Les années 1960 apportent, suite à la conquête de l’espace commencée en 1957, une moisson d’observations, en particulier la découverte de corps célestes totalement nouveaux :
— les pulsars, signaux des étoiles à neutrons, dont la détection vient étayer les considérations jusqu’alors théoriques sur la mort des étoiles ;
— les trous noirs pourraient eux aussi étayer ces considérations : mais, s’agissant d’objets non directement observables puisque aucun signal n’en sort, on ne connaît pour l’instant que des « candidats trous noirs » déduits d’autres observations ;
— les quasars ne sont pas, eux, des objets célestes résultant de l’évolution d’une étoile, mais sont à ce jour parmi les objets les plus lointains, les plus anciens et les plus brillants observés dans l’Univers.

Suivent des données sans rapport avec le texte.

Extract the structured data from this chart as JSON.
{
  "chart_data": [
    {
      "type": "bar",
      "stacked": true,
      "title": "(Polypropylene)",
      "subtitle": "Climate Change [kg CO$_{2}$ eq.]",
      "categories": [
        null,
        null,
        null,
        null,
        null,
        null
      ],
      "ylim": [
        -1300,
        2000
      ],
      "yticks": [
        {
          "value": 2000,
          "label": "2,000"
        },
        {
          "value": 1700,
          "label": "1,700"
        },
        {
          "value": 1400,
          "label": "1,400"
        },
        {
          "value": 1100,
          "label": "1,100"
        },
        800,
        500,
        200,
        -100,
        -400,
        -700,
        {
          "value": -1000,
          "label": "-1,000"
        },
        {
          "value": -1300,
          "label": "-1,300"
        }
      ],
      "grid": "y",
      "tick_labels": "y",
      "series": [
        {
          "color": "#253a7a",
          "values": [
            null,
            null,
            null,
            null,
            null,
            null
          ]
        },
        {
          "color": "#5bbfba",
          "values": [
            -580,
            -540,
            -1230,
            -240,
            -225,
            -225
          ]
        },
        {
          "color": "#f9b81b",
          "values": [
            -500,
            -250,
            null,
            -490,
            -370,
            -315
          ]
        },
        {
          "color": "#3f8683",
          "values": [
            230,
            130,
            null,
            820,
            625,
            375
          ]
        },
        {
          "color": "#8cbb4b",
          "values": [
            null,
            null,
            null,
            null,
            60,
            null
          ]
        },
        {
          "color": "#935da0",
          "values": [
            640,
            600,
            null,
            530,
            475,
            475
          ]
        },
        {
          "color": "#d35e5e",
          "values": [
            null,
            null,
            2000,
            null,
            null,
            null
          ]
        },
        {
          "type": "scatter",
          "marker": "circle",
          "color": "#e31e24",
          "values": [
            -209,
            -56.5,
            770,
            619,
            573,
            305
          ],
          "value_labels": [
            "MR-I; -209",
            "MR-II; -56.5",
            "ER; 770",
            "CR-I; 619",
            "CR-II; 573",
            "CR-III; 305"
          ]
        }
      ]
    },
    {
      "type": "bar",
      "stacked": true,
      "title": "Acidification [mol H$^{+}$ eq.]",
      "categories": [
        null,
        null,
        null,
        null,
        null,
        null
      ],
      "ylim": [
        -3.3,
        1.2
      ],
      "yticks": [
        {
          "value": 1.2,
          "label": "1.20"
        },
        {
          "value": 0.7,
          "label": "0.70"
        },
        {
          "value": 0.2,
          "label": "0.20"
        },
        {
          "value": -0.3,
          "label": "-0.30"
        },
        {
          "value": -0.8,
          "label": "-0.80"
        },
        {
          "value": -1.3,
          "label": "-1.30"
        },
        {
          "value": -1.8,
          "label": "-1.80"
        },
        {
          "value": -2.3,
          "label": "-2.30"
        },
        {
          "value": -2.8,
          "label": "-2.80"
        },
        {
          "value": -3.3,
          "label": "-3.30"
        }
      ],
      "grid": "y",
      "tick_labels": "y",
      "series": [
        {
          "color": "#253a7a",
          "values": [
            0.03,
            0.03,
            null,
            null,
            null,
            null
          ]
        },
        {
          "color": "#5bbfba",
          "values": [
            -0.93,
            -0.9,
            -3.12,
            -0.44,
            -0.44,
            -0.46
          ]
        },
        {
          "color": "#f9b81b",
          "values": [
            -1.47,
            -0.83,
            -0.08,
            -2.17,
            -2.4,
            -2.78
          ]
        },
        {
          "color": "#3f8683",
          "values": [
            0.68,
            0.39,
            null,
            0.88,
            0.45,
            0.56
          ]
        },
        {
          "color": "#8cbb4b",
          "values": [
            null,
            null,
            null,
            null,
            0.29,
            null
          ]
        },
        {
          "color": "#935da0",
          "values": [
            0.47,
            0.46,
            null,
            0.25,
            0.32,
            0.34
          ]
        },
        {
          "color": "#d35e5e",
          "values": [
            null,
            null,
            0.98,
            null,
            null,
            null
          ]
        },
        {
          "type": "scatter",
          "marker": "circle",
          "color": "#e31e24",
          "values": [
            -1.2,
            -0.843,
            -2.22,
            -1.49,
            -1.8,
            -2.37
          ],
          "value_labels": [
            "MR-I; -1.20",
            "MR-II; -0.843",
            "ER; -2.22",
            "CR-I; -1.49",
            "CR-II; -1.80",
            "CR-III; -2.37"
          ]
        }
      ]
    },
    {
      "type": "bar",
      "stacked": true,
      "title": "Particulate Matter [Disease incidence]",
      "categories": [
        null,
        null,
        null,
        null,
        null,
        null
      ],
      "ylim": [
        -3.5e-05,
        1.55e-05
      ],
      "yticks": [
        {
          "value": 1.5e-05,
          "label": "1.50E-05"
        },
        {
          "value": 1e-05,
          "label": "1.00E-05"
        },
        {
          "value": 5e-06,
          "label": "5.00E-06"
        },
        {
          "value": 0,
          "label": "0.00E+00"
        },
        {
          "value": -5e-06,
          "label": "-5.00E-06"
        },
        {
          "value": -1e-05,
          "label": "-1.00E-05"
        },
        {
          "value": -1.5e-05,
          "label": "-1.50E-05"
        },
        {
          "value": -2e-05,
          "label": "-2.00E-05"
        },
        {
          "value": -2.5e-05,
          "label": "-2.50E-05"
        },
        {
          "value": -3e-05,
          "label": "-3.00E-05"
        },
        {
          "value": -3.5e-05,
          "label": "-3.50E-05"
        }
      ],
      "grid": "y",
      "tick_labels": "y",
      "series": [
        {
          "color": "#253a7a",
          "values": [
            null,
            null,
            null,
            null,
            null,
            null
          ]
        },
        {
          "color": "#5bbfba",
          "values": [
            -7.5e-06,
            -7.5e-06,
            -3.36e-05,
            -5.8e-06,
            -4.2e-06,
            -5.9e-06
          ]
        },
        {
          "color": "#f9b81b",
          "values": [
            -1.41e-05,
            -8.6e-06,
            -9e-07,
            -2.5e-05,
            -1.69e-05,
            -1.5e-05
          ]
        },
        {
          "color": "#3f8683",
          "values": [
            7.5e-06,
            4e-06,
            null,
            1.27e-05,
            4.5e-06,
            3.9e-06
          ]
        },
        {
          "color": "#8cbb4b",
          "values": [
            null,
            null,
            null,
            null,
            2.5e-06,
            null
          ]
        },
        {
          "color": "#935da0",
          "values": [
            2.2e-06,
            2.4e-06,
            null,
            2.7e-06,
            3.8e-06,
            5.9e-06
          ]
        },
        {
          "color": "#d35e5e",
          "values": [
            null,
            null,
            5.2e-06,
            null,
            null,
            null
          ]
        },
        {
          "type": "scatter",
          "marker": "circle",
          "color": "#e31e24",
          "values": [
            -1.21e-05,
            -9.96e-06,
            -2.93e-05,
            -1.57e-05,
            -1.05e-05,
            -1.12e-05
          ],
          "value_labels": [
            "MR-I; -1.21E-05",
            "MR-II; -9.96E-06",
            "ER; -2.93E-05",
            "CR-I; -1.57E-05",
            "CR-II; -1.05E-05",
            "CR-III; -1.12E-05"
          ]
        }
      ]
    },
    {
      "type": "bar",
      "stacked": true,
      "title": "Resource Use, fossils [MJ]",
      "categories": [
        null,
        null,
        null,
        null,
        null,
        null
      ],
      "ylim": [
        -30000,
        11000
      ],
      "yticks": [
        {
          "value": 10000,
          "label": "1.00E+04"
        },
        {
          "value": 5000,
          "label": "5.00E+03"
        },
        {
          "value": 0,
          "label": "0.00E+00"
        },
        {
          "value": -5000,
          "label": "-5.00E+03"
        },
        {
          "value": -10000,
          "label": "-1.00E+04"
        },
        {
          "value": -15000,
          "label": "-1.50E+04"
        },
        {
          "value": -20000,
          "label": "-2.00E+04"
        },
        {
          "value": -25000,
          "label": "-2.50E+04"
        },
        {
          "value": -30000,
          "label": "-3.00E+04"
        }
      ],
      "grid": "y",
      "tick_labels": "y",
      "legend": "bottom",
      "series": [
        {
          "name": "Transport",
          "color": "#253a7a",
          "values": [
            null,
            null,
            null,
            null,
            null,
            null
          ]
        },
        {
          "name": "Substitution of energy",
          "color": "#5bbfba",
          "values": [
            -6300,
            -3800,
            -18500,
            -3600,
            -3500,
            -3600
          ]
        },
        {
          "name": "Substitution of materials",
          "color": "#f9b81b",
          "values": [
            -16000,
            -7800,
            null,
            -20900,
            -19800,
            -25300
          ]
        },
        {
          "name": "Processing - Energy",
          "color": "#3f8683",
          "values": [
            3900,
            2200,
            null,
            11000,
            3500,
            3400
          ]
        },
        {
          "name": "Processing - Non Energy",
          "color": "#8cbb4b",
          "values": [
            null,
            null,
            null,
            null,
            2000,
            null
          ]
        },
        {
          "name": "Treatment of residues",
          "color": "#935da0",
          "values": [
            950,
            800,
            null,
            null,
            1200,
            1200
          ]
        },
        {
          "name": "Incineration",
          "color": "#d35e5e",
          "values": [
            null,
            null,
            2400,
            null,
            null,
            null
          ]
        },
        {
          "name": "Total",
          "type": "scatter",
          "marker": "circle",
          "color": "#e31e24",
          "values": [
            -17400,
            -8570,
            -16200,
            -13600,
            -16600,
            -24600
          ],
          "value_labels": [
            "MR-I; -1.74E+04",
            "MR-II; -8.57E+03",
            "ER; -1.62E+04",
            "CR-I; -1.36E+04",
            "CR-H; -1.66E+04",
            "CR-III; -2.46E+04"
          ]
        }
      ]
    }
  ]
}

Ces trois types d’objets confirment par ailleurs, chacun à leur manière, la relativité générale, qui s’affirme ainsi comme la « boîte à outils » de l’astrophysique. On peut résumer dans le tableau suivant certaines caractéristiques de ces objets.On a vu au chapitre précédent que l’étoile à neutrons est le résidu effondré de l’explosion d’une étoile en supernova. On peut caractériser comme suit les conséquences de l’effondrement :
— les protons et les électrons de l’étoile originelle ont fusionné pour former des neutrons (suivant la réaction p + e– → n + νe), d’où le nom attribué au résidu de l’étoile ;
— la grandeur physique du moment cinétique se conserve : ce moment, proportionnel à m…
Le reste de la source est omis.